O elenco como um todo está muito bem, mas a grande força do filme são as atuações de Daniel de Oliveira (Sangue Azul) e do veterano Osmar Prado (Olga). Daniel demonstra uma entrega importante ao papel e é muito carismático. Ele convence no ringue e traz uma bela interpretação do campeão.
Já Osmar Prado rouba o filme (ganhou o prêmio de melhor ator no Festival de Gramado deste ano por este trabalho), ele cria um personagem complexo, que facilmente poderia cair para o clichê do pai autoritário que vê no filho a oportunidade de glória que ele não teve. Mas a interpretação de Prado vai além, ele constrói uma figura paterna rigorosa e mesmo com os conflitos com o filho, nunca deixa de transparecer o carinho que sente por ele e o respeito pelo esporte. Uma atuação poderosa e marcante.

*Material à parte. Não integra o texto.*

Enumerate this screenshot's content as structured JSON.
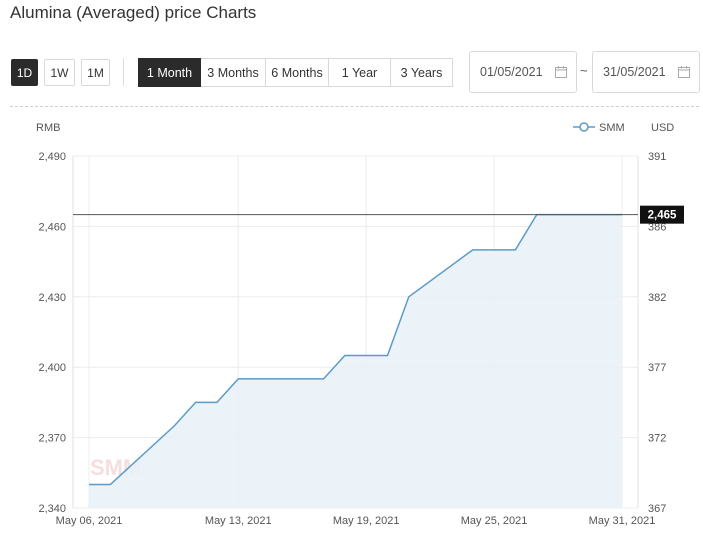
{
  "page": {
    "title": "Alumina (Averaged) price Charts"
  },
  "interval_buttons": [
    {
      "label": "1D",
      "active": true
    },
    {
      "label": "1W",
      "active": false
    },
    {
      "label": "1M",
      "active": false
    }
  ],
  "range_tabs": [
    {
      "label": "1 Month",
      "active": true
    },
    {
      "label": "3 Months",
      "active": false
    },
    {
      "label": "6 Months",
      "active": false
    },
    {
      "label": "1 Year",
      "active": false
    },
    {
      "label": "3 Years",
      "active": false
    }
  ],
  "date_range": {
    "start": "01/05/2021",
    "separator": "~",
    "end": "31/05/2021",
    "icon": "calendar-icon"
  },
  "colors": {
    "line": "#5b9bc8",
    "area": "#e9f1f7",
    "active_button": "#2b2b2b",
    "hline": "#555555"
  },
  "chart_data": {
    "type": "area",
    "left_axis_label": "RMB",
    "right_axis_label": "USD",
    "legend": "SMM",
    "legend_position": "top-right",
    "watermark": "SMM",
    "ylim": [
      2340,
      2490
    ],
    "yticks": [
      "2,490",
      "2,460",
      "2,430",
      "2,400",
      "2,370",
      "2,340"
    ],
    "y2lim": [
      367,
      391
    ],
    "y2ticks": [
      "391",
      "386",
      "382",
      "377",
      "372",
      "367"
    ],
    "xlim_days": [
      6,
      31
    ],
    "xticks": [
      {
        "day": 6,
        "label": "May 06, 2021"
      },
      {
        "day": 13,
        "label": "May 13, 2021"
      },
      {
        "day": 19,
        "label": "May 19, 2021"
      },
      {
        "day": 25,
        "label": "May 25, 2021"
      },
      {
        "day": 31,
        "label": "May 31, 2021"
      }
    ],
    "series": [
      {
        "name": "SMM",
        "x_days": [
          6,
          7,
          10,
          11,
          12,
          13,
          14,
          17,
          18,
          19,
          20,
          21,
          24,
          25,
          26,
          27,
          28,
          31
        ],
        "values": [
          2350,
          2350,
          2375,
          2385,
          2385,
          2395,
          2395,
          2395,
          2405,
          2405,
          2405,
          2430,
          2450,
          2450,
          2450,
          2465,
          2465,
          2465
        ]
      }
    ],
    "current_value_label": "2,465",
    "current_value": 2465,
    "grid": true
  }
}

O grande campeão Éder Jofre ganha uma bela cinebiografia, à altura de seu legado no boxe, uma pena é que um filme como esse esteja passando tão desapercebido nos cinemas, merecia uma melhor divulgação. É preciso valorizar mais o nosso cinema, que há anos vem produzindo belos trabalhos e nem falo de filmes de artes, falo de filmes de apelo comercial (esqueçamos as comédias da Globo Filmes), mas que ainda carecem da atenção do grande público.